Courtesy of Pam Martens.
Hester Peirce, SEC Commissioner Nominee, Testifying at Her Senate Confirmation Hearing, March 15, 2016
Democrats sitting on the U.S. Senate Banking Committee at Tuesday’s confirmation hearing to take testimony from President Obama’s two nominees for the Securities and Exchange Commission (SEC) must have felt like they were having an out of body experience — listening to the human personification of billionaire Charles Koch’s money aping his Ayn Rand, anti-regulatory double-talk from a witness seat. What had to be particularly nauseating to them was that this nominee was sent to them by President Obama who ran as a Democrat on a platform of hope and change. While the political makeup of the SEC is prescribed by law, so that one of these two nominees had to be a Republican, why pick this particular Republican?

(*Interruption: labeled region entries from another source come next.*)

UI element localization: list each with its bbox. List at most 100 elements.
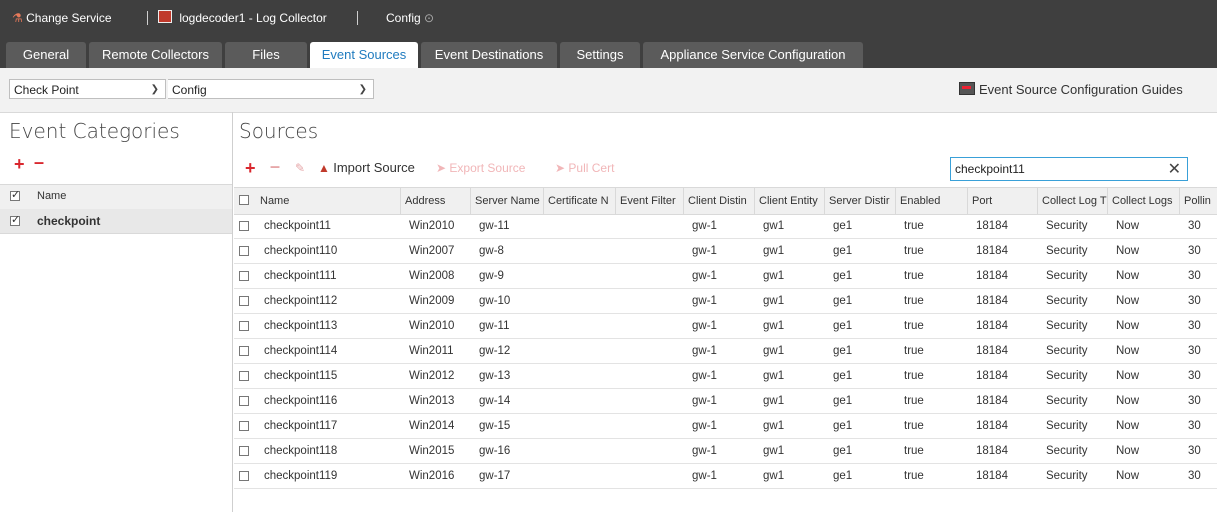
source-collect-log-type: Security <box>1046 245 1088 257</box>
mode-select-part[interactable]: Config <box>168 79 233 99</box>
source-polling: 30 <box>1188 245 1201 257</box>
column-header-port[interactable]: Port <box>968 188 1038 214</box>
row-checkbox[interactable] <box>239 471 249 481</box>
source-name: checkpoint114 <box>264 345 338 357</box>
source-enabled: true <box>904 445 924 457</box>
tab-general[interactable]: General <box>6 42 86 68</box>
remove-source-icon[interactable]: – <box>270 157 280 175</box>
source-client-distinguished: gw-1 <box>692 445 717 457</box>
pull-cert-icon: ➤ <box>555 161 566 175</box>
source-client-entity: gw1 <box>763 370 785 382</box>
sources-grid-header: Name Address Server Name Certificate N E… <box>234 187 1217 215</box>
table-row[interactable]: checkpoint118 Win2015 gw-16 gw-1 gw1 ge1 true 1… <box>234 439 1217 464</box>
select-all-checkbox[interactable] <box>10 188 20 201</box>
categories-header: Name <box>0 184 232 210</box>
source-server-name: gw-9 <box>479 270 504 282</box>
table-row[interactable]: checkpoint110 Win2007 gw-8 gw-1 gw1 ge1 true 18… <box>234 239 1217 264</box>
pull-cert-button[interactable]: ➤ Pull Cert <box>555 161 614 175</box>
config-guides-link[interactable]: Event Source Configuration Guides <box>959 79 1183 101</box>
source-client-distinguished: gw-1 <box>692 395 717 407</box>
source-search-input[interactable]: checkpoint11 ✕ <box>950 157 1188 181</box>
source-collect-logs: Now <box>1116 270 1140 282</box>
source-enabled: true <box>904 270 924 282</box>
column-header-enabled[interactable]: Enabled <box>896 188 968 214</box>
source-collect-log-type: Security <box>1046 270 1088 282</box>
divider <box>147 11 148 25</box>
service-selector[interactable]: logdecoder1 - Log Collector <box>158 0 327 36</box>
table-row[interactable]: checkpoint11 Win2010 gw-11 gw-1 gw1 ge1 true 18… <box>234 214 1217 239</box>
select-all-sources-checkbox[interactable] <box>239 195 249 205</box>
tab-remote-collectors[interactable]: Remote Collectors <box>89 42 222 68</box>
column-header-client-entity[interactable]: Client Entity <box>755 188 825 214</box>
tab-files[interactable]: Files <box>225 42 307 68</box>
row-checkbox[interactable] <box>239 246 249 256</box>
row-checkbox[interactable] <box>239 421 249 431</box>
add-category-icon[interactable]: + <box>14 155 25 173</box>
row-checkbox[interactable] <box>239 296 249 306</box>
column-header-collect-log-type[interactable]: Collect Log T <box>1038 188 1108 214</box>
tab-settings[interactable]: Settings <box>560 42 640 68</box>
mode-value: Config <box>172 83 207 97</box>
source-collect-log-type: Security <box>1046 370 1088 382</box>
column-header-client-distinguished[interactable]: Client Distin <box>684 188 755 214</box>
column-header-server-name[interactable]: Server Name <box>471 188 544 214</box>
tab-appliance-service-configuration[interactable]: Appliance Service Configuration <box>643 42 863 68</box>
source-server-distinguished: ge1 <box>833 270 853 282</box>
row-checkbox[interactable] <box>239 221 249 231</box>
source-server-distinguished: ge1 <box>833 395 853 407</box>
row-checkbox[interactable] <box>239 446 249 456</box>
row-checkbox[interactable] <box>239 396 249 406</box>
filter-bar: Check Point ❯ Config ❯ Event Source Conf… <box>0 68 1217 113</box>
source-server-name: gw-10 <box>479 295 511 307</box>
source-client-entity: gw1 <box>763 345 785 357</box>
event-source-type-select[interactable]: Check Point ❯ <box>9 79 166 99</box>
table-row[interactable]: checkpoint116 Win2013 gw-14 gw-1 gw1 ge1 true 1… <box>234 389 1217 414</box>
table-row[interactable]: checkpoint112 Win2009 gw-10 gw-1 gw1 ge1 true 1… <box>234 289 1217 314</box>
column-header-address[interactable]: Address <box>401 188 471 214</box>
category-row[interactable]: checkpoint <box>0 209 232 234</box>
source-client-entity: gw1 <box>763 320 785 332</box>
table-row[interactable]: checkpoint119 Win2016 gw-17 gw-1 gw1 ge1 true 1… <box>234 464 1217 489</box>
column-header-event-filter[interactable]: Event Filter <box>616 188 684 214</box>
column-header-collect-logs[interactable]: Collect Logs <box>1108 188 1180 214</box>
clear-search-icon[interactable]: ✕ <box>1168 159 1181 179</box>
tab-event-destinations[interactable]: Event Destinations <box>421 42 557 68</box>
name-column-header[interactable]: Name <box>37 190 66 202</box>
column-header-certificate[interactable]: Certificate N <box>544 188 616 214</box>
divider <box>357 11 358 25</box>
row-checkbox[interactable] <box>239 271 249 281</box>
import-source-label: Import Source <box>333 160 415 175</box>
table-row[interactable]: checkpoint114 Win2011 gw-12 gw-1 gw1 ge1 true 1… <box>234 339 1217 364</box>
column-header-polling[interactable]: Pollin <box>1180 188 1217 214</box>
row-checkbox[interactable] <box>239 346 249 356</box>
source-port: 18184 <box>976 220 1008 232</box>
add-source-icon[interactable]: + <box>245 159 256 177</box>
config-menu[interactable]: Config ⊙ <box>386 0 434 36</box>
import-source-button[interactable]: ▲ Import Source <box>318 160 415 175</box>
source-address: Win2015 <box>409 445 455 457</box>
row-checkbox[interactable] <box>239 371 249 381</box>
edit-source-icon[interactable]: ✎ <box>295 161 305 175</box>
export-source-button[interactable]: ➤ Export Source <box>436 161 525 175</box>
column-header-name[interactable]: Name <box>256 188 401 214</box>
table-row[interactable]: checkpoint111 Win2008 gw-9 gw-1 gw1 ge1 true 18… <box>234 264 1217 289</box>
source-client-entity: gw1 <box>763 470 785 482</box>
row-checkbox[interactable] <box>239 321 249 331</box>
category-checkbox[interactable] <box>10 213 20 226</box>
source-port: 18184 <box>976 395 1008 407</box>
table-row[interactable]: checkpoint117 Win2014 gw-15 gw-1 gw1 ge1 true 1… <box>234 414 1217 439</box>
source-collect-logs: Now <box>1116 445 1140 457</box>
table-row[interactable]: checkpoint115 Win2012 gw-13 gw-1 gw1 ge1 true 1… <box>234 364 1217 389</box>
mode-select[interactable]: ❯ <box>232 79 374 99</box>
source-collect-logs: Now <box>1116 295 1140 307</box>
table-row[interactable]: checkpoint113 Win2010 gw-11 gw-1 gw1 ge1 true 1… <box>234 314 1217 339</box>
change-service-button[interactable]: ⚗ Change Service <box>12 0 112 36</box>
source-name: checkpoint116 <box>264 395 338 407</box>
source-collect-log-type: Security <box>1046 320 1088 332</box>
remove-category-icon[interactable]: – <box>34 153 44 171</box>
column-header-server-distinguished[interactable]: Server Distir <box>825 188 896 214</box>
source-address: Win2010 <box>409 220 455 232</box>
source-collect-logs: Now <box>1116 420 1140 432</box>
tab-event-sources[interactable]: Event Sources <box>310 42 418 68</box>
source-enabled: true <box>904 295 924 307</box>
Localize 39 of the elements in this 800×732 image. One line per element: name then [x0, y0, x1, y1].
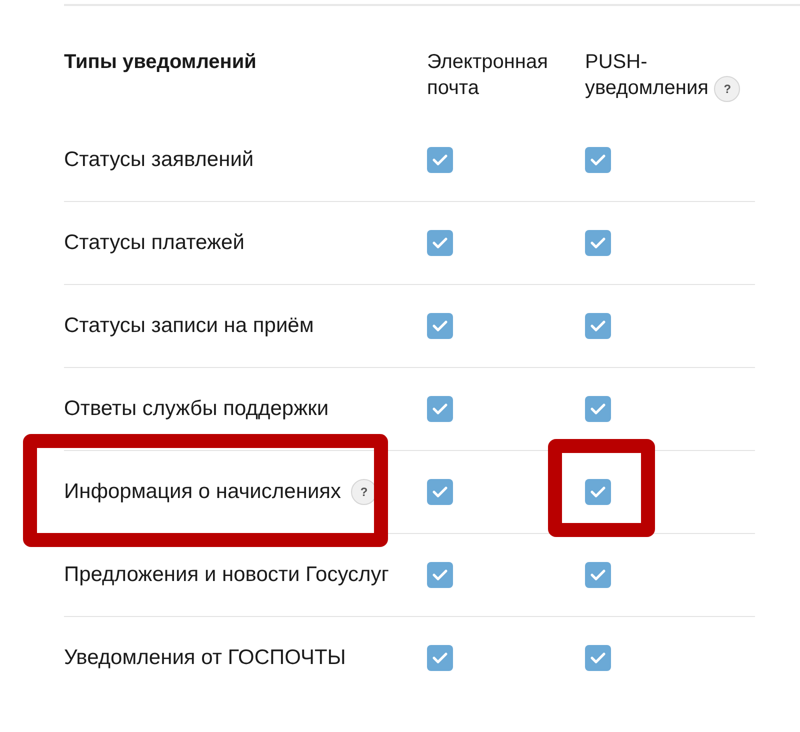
row-label: Ответы службы поддержки: [64, 396, 329, 422]
column-heading: Типы уведомлений: [64, 50, 258, 75]
check-icon: [590, 154, 606, 166]
checkbox[interactable]: [427, 645, 453, 671]
checkbox[interactable]: [427, 479, 453, 505]
row-label: Статусы заявлений: [64, 146, 254, 173]
checkbox[interactable]: [427, 146, 453, 172]
checkbox[interactable]: [585, 146, 611, 172]
check-icon: [590, 486, 606, 498]
check-icon: [432, 320, 448, 332]
checkbox[interactable]: [585, 562, 611, 588]
check-icon: [590, 403, 606, 415]
checkbox[interactable]: [427, 396, 453, 422]
check-icon: [590, 320, 606, 332]
column-heading: PUSH-уведомления: [585, 51, 708, 99]
check-icon: [432, 403, 448, 415]
checkbox[interactable]: [585, 645, 611, 671]
checkbox[interactable]: [427, 562, 453, 588]
column-heading: Электронная почта: [427, 50, 549, 101]
check-icon: [432, 652, 448, 664]
check-icon: [590, 237, 606, 249]
checkbox[interactable]: [585, 230, 611, 256]
checkbox[interactable]: [427, 230, 453, 256]
check-icon: [432, 569, 448, 581]
checkbox[interactable]: [585, 313, 611, 339]
checkbox[interactable]: [427, 313, 453, 339]
row-label: Предложения и новости Госуслуг: [64, 562, 389, 588]
check-icon: [590, 652, 606, 664]
row-label: Статусы записи на приём: [64, 313, 314, 340]
check-icon: [432, 486, 448, 498]
row-label: Статусы платежей: [64, 230, 244, 256]
checkbox[interactable]: [585, 479, 611, 505]
check-icon: [432, 154, 448, 166]
row-label: Уведомления от ГОСПОЧТЫ: [64, 645, 346, 672]
row-label: Информация о начислениях: [64, 479, 342, 506]
check-icon: [432, 237, 448, 249]
check-icon: [590, 569, 606, 581]
checkbox[interactable]: [585, 396, 611, 422]
help-button[interactable]: ?: [714, 76, 740, 102]
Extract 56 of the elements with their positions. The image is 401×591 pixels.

On October 20, 2015, President Obama announced that his nominee to fill a Republican seat on the SEC would be Hester Peirce, a Senior Research Fellow and Director of the Financial Markets Working Group at the Mercatus Center at George Mason University. According to SourceWatch, the Mercatus Center “was founded and is funded by the Koch Family Foundations.”
The Board of the Mercatus Center looks like a Koch brothers’ fan club. Charles Koch, Chairman and CEO of Koch Industries, sits on the Board as does Richard Fink, Executive Vice President of Koch Industries, a sprawling oil, lumber and commodities trading company that is majority owned by Charles and David Koch who each have a net worth currently estimated by Forbes at $42.3 billion.
Also on the Mercatus Board is Brian Hooks, President of the Charles Koch Foundation, and Manuel H. Johnson, a former professor at Koch-funded George Mason University where he held the Koch Chair in International Economics.
Peirce has repeatedly testified before Congress in an effort to neuter the Dodd-Frank financial reform legislation and the Consumer Financial Protection Bureau (CFPB). The CFPB looks out for the little guy in areas such as credit card abuses and student loan rip-offs. It is universally hated by Wall Street predators. In testimony before a House Committee on May 21, 2014, Peirce suggested making the CFPB’s budget subject to the “congressional appropriations process” which would effectively allow its budget to be neutered by Wall Street sycophants in Congress. She also recommended replacing its Director, Richard Cordray (who has apparently shown too much independent thinking) “with a bipartisan commission.”